Many pointed out various men known to be associated with temple bureaucracy. One had to wonder if their sympathies lay with the sentiments of some of the speakers. One also had to wonder if these men were spies for the Temple.
“We only went to hear the Baptist preach once.” Began Martha.
“He had been so fierce and powerful a critic of the king. He spoke too harshly of his marriage to his brother’s widow.” added Mary.
“It was the priests at the Temple that feared the Baptist most.” continued Martha.
“People were coming out to the Jordan river to be cleansed. They were not going to the Temple to pay their tithes. People believe that access to the Almighty is now ransomed at the Temple.”
Another friend of Mary and Martha’s lent her opinion.
“Herod does not care if you curse him or his family or the Romans. All Herod wants is his damn taxes.”
And so on and so forth the dialogue went on.
Many pointed out some men a short distance from us.
“They were with John the Baptist.”
The men pointed out were about six in number and surprisingly I recognized two of them.
One man was that James, the older brother of Jesus the rabbi. The other man was that man Matthew, the man who had come to my villa and accused me of being something that I was not.
What was Matthew, the Roman tax collector, doing here? Was he spy for the Romans or the Temple priests? Again an uneasy feeling swept over me.
In a lifetime of knowing who I was as a person, wife, mother, daughter, priestess, and prodigy, here I was beginning to question why I was here.
I had to reinforce myself and remind myself of my mission for my son and my faith.
The crowds seemed to be breaking up. People were turning in one direction. People were pointing. People were saying things like “the Baptist!”, “the rabbi!”, “messiah!”.
Everyone in all directions were moving up a hill. Dust was stirring. As I stood with the others, I briefly saw a hooded figure walking slowly up the hill. He was the focus of everyone’s attention.
We followed the crowd. The hooded man did not quite reach the top of the hill. He stopped when a crowd preceded him and surrounded him.
As he removed his hood, I saw another face that I recognized. The figure of Jesus emerged as the center of all present.
I saw a diverse crowd turn and follow a man up a hill and saw them almost in silence and awe. I came to the conclusion that I was not the only one who saw greatness and charisma in this man.
I have read what others have written and attested to as what he preached that day. They seem to have heard more than I that day. But then again I was there and then again I was somewhere else at times. My mind drank in so many things beyond words and dry sacred text. I witnessed the moment and cannot accurately describe what I saw and felt that day.
I remember the speech about not being able to hide a city on a hill and the taste of salt in the humanity of men.
I remember only two sayings about the meek inheriting the earth and blessed are the peacemakers.
Those two sayings stick in my mind. I do not remember much else about the words.
Words are so important to some these days.
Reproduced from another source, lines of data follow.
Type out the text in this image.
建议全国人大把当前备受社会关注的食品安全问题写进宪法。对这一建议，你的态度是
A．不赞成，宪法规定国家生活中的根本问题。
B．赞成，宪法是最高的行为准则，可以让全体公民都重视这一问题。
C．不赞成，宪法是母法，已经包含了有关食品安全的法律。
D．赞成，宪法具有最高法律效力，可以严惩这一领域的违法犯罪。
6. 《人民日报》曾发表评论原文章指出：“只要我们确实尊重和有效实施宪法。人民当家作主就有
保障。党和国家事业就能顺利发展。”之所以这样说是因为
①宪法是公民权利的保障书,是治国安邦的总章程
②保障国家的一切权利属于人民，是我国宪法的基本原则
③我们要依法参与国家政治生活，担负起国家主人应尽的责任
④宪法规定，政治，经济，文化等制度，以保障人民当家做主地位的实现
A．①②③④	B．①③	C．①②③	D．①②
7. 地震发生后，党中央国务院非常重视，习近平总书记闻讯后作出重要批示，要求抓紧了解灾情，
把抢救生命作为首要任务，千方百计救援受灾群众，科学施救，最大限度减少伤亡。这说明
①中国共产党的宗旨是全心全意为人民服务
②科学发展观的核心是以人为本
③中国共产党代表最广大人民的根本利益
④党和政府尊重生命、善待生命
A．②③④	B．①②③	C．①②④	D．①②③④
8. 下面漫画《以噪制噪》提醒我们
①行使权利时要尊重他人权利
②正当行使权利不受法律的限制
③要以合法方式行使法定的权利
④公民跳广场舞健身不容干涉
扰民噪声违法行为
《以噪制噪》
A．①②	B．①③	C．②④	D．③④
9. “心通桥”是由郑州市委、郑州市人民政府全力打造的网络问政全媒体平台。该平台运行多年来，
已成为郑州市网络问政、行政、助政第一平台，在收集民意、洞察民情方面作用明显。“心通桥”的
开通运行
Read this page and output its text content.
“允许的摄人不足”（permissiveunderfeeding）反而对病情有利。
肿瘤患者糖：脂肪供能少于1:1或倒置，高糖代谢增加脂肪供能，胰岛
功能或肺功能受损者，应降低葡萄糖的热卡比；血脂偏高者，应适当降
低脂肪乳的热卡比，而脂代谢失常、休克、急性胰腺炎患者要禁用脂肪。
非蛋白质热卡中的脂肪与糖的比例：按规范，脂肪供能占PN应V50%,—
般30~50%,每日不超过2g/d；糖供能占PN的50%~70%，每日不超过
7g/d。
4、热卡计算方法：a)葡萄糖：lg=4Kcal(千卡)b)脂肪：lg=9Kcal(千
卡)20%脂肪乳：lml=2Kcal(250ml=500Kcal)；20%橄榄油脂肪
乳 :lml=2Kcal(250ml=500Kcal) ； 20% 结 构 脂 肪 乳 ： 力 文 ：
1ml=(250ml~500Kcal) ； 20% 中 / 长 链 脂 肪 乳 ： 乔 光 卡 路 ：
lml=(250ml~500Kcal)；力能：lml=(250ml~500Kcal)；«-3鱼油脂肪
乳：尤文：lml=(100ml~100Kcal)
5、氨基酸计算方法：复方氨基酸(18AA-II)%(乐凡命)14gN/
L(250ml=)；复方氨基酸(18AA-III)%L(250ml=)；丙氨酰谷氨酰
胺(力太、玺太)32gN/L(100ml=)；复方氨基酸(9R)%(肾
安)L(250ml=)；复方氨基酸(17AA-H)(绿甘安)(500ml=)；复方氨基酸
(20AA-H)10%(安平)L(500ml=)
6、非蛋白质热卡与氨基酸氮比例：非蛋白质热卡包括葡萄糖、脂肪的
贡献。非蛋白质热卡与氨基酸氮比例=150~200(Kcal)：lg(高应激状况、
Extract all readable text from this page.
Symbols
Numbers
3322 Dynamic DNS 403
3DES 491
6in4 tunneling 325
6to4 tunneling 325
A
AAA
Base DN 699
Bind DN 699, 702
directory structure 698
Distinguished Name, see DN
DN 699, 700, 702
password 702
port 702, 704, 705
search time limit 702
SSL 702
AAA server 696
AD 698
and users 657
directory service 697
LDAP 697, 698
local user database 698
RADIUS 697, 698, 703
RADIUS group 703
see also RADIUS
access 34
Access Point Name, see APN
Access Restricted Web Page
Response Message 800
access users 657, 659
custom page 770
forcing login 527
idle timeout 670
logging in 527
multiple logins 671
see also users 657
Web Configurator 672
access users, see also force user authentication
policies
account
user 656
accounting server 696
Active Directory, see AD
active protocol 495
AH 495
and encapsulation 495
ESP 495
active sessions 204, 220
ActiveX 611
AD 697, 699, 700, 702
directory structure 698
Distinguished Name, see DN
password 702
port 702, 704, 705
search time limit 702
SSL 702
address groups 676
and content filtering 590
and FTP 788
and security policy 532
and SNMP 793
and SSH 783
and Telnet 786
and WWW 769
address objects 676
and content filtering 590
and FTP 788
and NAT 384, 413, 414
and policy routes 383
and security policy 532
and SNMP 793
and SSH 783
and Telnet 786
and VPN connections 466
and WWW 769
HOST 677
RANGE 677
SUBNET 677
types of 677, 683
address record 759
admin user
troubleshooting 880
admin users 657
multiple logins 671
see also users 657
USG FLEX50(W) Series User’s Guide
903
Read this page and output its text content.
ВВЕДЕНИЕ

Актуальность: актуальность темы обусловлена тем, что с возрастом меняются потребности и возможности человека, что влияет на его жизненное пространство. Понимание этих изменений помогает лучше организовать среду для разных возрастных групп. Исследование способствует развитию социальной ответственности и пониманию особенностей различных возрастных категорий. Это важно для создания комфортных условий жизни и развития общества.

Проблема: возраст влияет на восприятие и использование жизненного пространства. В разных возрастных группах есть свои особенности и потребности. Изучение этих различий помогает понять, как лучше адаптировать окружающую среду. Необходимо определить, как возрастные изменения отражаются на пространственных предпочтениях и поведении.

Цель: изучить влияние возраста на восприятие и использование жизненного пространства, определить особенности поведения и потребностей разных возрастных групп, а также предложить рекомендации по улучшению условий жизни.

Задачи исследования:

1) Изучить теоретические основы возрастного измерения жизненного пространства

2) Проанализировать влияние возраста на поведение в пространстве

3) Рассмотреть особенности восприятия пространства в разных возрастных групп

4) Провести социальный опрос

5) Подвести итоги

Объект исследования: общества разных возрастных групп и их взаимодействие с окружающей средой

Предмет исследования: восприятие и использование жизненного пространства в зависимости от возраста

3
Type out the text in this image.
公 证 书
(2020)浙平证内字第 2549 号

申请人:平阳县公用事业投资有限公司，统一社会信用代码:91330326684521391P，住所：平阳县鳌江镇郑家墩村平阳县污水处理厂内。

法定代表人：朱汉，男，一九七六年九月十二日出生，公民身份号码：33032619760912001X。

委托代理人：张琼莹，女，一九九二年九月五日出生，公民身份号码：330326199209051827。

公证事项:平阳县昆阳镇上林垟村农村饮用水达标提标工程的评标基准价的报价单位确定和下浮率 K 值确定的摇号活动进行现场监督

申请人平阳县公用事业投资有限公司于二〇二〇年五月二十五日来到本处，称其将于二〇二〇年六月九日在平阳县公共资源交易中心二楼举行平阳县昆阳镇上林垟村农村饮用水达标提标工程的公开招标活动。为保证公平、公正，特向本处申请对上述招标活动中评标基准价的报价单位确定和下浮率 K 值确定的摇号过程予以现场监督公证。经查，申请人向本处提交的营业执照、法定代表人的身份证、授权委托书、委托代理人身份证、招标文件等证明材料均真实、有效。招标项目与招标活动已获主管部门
The written words do not mention the feel that those words held in their delivery or their being received in the ears and minds and hearts for the people who witnessed the words that day.
In fact, his simple words in a simple local language melted away into a spring and flow of nothing less than what I would describe as enlightenment.
If I say this word enlightenment, I talk about the person within, the developed soul and the pathway to the creator.
People around me might have focused on every word spoken by this man and remember them.
I was lost on another plane of thought.
In the middle of one or two hundred living souls surrounding a preacher on a hill, I was part of the word.
The word is part of the cosmic truth of the creator.
There on that hill, I found a man whose soul was as bright as any city on any hill in history.
The question that remained in my mind was if this Jesus was my father’s long lost prodigy.

Why was this question so important to me? I was not certain what my part in any quest started by my father would mean. I only knew that at this point in time, I was ready to touch and understand what all this meant to me, mine, my religion and to history.